Qui s’en serait douté ? Le premier business game naît le 23 juin 1932, à Léningrad, dans une URSS s’industrialisant à marche forcée. Vingt-quatre directeurs d’usines, quatre équipes et un objectif : surmonter tous les couacs usuels d’un démarrage de production – pannes de machines, retards dans la livraison des pièces, mauvaise organisation du travail. À la fin de la partie, l’équipe gagnante est celle qui a mis en place le meilleur plan d’action.
À l’époque, ce jeu répond à la mission de la plus haute importance confiée par les dirigeants soviétiques au Bureau de l’organisation scientifique du travail : sauver la révolution en transformant un pays essentiellement agraire en une nation industrielle de premier plan.
Au début des années 30, des usines géantes sortent de terre, comme l’immense site de Kharkov (Ukraine) qui fabrique des tracteurs à la chaîne. Mais la production est chaotique. Rien ne marche : pannes, délais excessifs, produits défectueux.
Ce n’est pas étonnant. Dans ce pays nouvellement communiste, les travailleurs qualifiés et les directeurs d’usines expérimentés manquent. Pour former rapidement et efficacement la nouvelle élite économique, Maria Birshtein, ingénieure et membre du Bureau de l’organisation scientifique du travail a alors l’idée d’un jeu. Après tout, depuis des siècles, on joue à des jeux de stratégie pour inculquer l’art de la guerre aux futures élites militaires.
La danse des éboueurs
Il faut attendre 1968 pour que le jeu revienne dans l’entreprise. Le travail est désormais perçu comme une source d’épanouissement et de plaisir, beaucoup de dirigeants voient dans le jeu, au-delà d’un outil, la réponse miracle à un certain nombre de problématiques managériales et RH. Jusqu’à en abuser.
Aujourd’hui, entre les combats de sumo lors des journées de team building, les serious games pour intégrer les nouvelles règles de sécurité, les challenges commerciaux pour doper les ventes, nous passons notre temps à jouer au travail, rapporte le sociologue Stéphane Le Lay dans son enquête sur les pratiques ouvrières ludiques.
Certains jeux visent simplement à tromper l’ennui, les éboueurs parisiens s’amusant ainsi à pratiquer le "surf" en se maintenant en équilibre sur un pied, à l’arrière de la benne.

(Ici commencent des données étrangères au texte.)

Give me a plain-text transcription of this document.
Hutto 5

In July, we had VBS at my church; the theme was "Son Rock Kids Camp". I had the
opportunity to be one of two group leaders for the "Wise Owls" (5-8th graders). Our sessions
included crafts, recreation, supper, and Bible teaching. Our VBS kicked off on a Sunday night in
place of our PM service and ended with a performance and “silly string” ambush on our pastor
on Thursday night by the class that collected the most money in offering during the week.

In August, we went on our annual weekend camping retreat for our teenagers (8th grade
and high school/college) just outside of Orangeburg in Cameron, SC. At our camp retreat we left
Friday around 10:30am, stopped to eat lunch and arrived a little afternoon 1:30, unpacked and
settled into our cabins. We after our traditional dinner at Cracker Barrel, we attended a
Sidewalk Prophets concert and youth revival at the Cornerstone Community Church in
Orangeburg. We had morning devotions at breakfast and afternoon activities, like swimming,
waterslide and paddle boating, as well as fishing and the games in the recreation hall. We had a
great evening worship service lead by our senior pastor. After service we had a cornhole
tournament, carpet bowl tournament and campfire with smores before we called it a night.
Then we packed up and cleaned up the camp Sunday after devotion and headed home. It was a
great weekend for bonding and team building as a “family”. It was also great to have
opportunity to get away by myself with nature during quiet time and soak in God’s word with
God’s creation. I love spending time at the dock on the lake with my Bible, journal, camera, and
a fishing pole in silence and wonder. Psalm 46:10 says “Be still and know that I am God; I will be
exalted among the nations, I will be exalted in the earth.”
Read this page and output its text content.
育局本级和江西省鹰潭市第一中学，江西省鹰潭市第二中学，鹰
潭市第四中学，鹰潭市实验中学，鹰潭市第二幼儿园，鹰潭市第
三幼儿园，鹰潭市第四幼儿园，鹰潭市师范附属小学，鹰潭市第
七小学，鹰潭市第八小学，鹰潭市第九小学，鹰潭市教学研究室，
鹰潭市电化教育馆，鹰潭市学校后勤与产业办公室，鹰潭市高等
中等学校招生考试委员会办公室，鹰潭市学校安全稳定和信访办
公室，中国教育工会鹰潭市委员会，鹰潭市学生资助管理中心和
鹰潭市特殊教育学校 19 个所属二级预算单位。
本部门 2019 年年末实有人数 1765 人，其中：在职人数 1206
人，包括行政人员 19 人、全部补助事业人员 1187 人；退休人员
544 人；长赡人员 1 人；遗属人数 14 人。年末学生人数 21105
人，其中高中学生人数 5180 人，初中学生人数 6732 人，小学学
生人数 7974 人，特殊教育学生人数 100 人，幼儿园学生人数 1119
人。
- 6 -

De temps en temps, des employés s’insurgent contre l’"infantilisation" du management, a constaté Stéphane Le Lay dans un centre d’appels. La téléconseillère Monique et ses collègues ont la désagréable impression de retourner en maternelle « avec les bonbons, les chansons… Sauf qu’on n’a plus l’âge ! Moi, je ne viens pas au travail pour m’amuser », s’agace-t-elle.
"Pour de faux"
Pour que le jeu déploie toutes ses vertus, le manager doit apprendre à le doser, prévient Erwan Deveze dirigeant du cabinet Neuroperformance. « Quand vous jouez, vous mettez votre cerveau dans les meilleures conditions pour apprendre, pour construire de nouveaux chemins de pensée. Mais le cerveau ne peut pas jouer du matin au soir, il risque la surchauffe. »
Le contexte joue également, observe l’anthropologue Emmanuelle Savignac. « Quand on joue, c’est pour de faux. La réalité est mise entre parenthèses. Le joueur est protégé. Il peut prendre des risques, échouer, cela prête moins à conséquence. Sauf si on fait du jeu [comme dans le centre d’appels mentionné précédemment, NDLR] un exercice imposé, un outil d’évaluation et de sanction. »
« Quand tu n’y arrives pas, on te montre ceux qui y arrivent. On te culpabilise de ne pas participer. Et dans ton évaluation, on inscrit la mention "N’adhère pas aux challenges" », dénonce un téléconseiller.
Enfin, « si le jeu stimule pendant un temps, ce n’est pas lui qui donne envie de se lever le matin, mais le sens donné au travail », conclut Frédéric Rey-Millet, fondateur du cabinet de conseil en management EthiKonsulting et créateur de la Management Box… et ses 14 jeux.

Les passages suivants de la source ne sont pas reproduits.